CS5112 Complex Systems Modelling and Simulation

Academic year

2025 to 2026 Summer after graduation

Key module information

SCOTCAT credits

15

The Scottish Credit Accumulation and Transfer (SCOTCAT) system allows credits gained in Scotland to be transferred between institutions. The number of credits associated with a module gives an indication of the amount of learning effort required by the learner. European Credit Transfer System (ECTS) credits are half the value of SCOTCAT credits.

SCQF level

SCQF level 11

The Scottish Credit and Qualifications Framework (SCQF) provides an indication of the complexity of award qualifications and associated learning and operates on an ascending numeric scale from Levels 1-12 with SCQF Level 10 equating to a Scottish undergraduate Honours degree.

Availability restrictions

This module is only available to MSc AI students who started their programme in January.

Module coordinator

Dr A D Barwell

Dr A D Barwell
This information is given as indicative. Staff involved in a module may change at short notice depending on availability and circumstances.

Module Staff

Prof Simon Dobson, Dr Peter Macgregor

This information is given as indicative. Staff involved in a module may change at short notice depending on availability and circumstances.

Module description

This module will introduce complex systems modelling and simulation. Students will gain a broad grounding in a range of techniques and their applications to different classes of problems, with a practical focus on modern network-based models and simulation.

Assessment pattern

Coursework = 100%

Re-assessment

Coursework = 100%

Learning and teaching methods and delivery

Weekly contact

2 hr x 10 weeks in-person seminars/tutorials.

Scheduled learning hours

20

The number of compulsory student:staff contact hours over the period of the module.

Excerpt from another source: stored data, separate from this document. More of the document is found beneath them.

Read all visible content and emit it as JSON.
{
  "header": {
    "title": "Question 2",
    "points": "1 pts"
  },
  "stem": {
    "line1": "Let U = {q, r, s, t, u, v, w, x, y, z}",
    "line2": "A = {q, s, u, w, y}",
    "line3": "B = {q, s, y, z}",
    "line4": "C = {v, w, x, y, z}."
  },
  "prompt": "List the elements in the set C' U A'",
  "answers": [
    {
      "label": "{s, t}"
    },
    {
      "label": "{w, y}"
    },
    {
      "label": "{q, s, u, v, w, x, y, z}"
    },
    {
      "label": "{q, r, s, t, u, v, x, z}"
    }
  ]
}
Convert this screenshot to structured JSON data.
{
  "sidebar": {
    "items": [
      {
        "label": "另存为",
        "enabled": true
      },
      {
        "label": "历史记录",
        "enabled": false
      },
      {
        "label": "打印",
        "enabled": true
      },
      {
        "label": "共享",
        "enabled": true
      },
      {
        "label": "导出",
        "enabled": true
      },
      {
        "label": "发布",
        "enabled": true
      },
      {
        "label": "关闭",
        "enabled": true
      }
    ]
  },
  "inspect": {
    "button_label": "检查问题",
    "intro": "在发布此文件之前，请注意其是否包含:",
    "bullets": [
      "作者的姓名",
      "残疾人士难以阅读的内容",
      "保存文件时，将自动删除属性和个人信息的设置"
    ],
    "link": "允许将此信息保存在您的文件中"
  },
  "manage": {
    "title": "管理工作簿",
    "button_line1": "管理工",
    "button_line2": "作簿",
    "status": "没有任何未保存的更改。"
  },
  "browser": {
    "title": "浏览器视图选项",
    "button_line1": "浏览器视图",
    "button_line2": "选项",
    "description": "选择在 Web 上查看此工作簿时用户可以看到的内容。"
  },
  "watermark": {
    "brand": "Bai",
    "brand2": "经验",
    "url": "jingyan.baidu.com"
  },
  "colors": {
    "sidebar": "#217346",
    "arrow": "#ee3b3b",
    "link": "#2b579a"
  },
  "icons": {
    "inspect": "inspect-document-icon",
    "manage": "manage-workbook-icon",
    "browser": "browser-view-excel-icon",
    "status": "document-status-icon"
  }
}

Guided independent study hours

130

The number of hours that students are expected to invest in independent study over the period of the module.

Intended learning outcomes

  • Understand how systems can be modelled using both mathematical and computational processes.
  • Obtain insights into the behaviour of systems and to help interpret collected data.
  • Be able to simulate systems and situations that we cannot build or observe.
  • Be able to prepare synthetic datasets for machine learning and other approaches where we need to have precise control of the situations being presented.